# Skins Game, Royal City Bowman



## reroth (Feb 7, 2006)

We're having a Skins Game March 29 2009
20 targets
Format is;
pick teams of 3 
teams decide on what they are playing for, .05 cents to whatever
shooter picks where they shoot from per target (take turns)
start time is 10am
$8.00 to play
prize to the highest skin winner
after, if a non member wants to go through the course again $5.00
bring your lunch, pop and a BBQ will be available
call Rick for more info
519-836-7306


----------



## 3D-GURU (Apr 1, 2003)

Rick;

This sounds like a lot of fun. I would assume we will need rubber boots of course though!!!!!

Do we need to bring our own team, or will they be chosen there??

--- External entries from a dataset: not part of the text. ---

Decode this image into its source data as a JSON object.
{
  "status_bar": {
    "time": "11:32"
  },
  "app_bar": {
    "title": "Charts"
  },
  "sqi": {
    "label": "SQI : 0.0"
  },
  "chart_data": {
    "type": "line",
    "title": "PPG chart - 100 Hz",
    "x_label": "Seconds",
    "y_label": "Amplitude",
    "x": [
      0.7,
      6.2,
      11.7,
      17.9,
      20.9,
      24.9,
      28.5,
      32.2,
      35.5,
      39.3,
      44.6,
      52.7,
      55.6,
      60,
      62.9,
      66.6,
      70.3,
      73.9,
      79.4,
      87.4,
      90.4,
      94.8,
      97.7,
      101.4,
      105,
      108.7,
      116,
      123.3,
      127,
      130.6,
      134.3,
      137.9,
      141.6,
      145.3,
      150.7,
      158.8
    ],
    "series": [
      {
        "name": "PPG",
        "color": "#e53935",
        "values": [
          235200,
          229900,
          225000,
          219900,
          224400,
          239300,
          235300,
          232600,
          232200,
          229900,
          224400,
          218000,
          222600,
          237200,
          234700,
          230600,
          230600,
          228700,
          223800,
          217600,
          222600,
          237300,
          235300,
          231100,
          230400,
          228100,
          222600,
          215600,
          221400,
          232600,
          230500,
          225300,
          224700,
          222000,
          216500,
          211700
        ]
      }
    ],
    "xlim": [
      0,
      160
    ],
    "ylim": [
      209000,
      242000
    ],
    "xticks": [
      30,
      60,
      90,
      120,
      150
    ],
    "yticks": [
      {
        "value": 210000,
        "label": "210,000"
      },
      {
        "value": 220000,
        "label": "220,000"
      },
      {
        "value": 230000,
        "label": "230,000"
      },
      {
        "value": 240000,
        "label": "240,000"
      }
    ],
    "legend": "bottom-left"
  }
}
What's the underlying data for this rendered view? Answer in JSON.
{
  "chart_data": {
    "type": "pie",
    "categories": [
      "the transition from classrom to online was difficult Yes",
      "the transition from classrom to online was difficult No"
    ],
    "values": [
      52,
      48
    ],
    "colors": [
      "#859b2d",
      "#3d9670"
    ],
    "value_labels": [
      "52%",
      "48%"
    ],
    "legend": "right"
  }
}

I know it says to call, but maybe alot of people's questions could be answered here to save the same call over and over.

Thanks,

Rob


----------



## reroth (Feb 7, 2006)

Hi
yep, you will need boots
pick your teams when you get there, should be lots of fun

Rick


----------



## reroth (Feb 7, 2006)

Hi Everone
had a blast today (lots of rain though)
Andy won the skins with 14, shooting Trad. (congrats)
heard lots of laughter on the course, despite the rain, and thats what it is all about
thanks to the guys from Walkerton/Mount Forest who came to play
take care and good shooting

Rick


----------



## Bigjono (Apr 21, 2009)

Is Royal City still going. I can't find their website.


----------



## reroth (Feb 7, 2006)

Yes, Royal City is going
I'll check our web site

Rick


----------



## mhlbdonny (Jul 15, 2008)

*skins*

Is this shoot over or is it in 2010?


----------



## reroth (Feb 7, 2006)

this shoot was in 2009
may have one again in March 2010
Rick


----------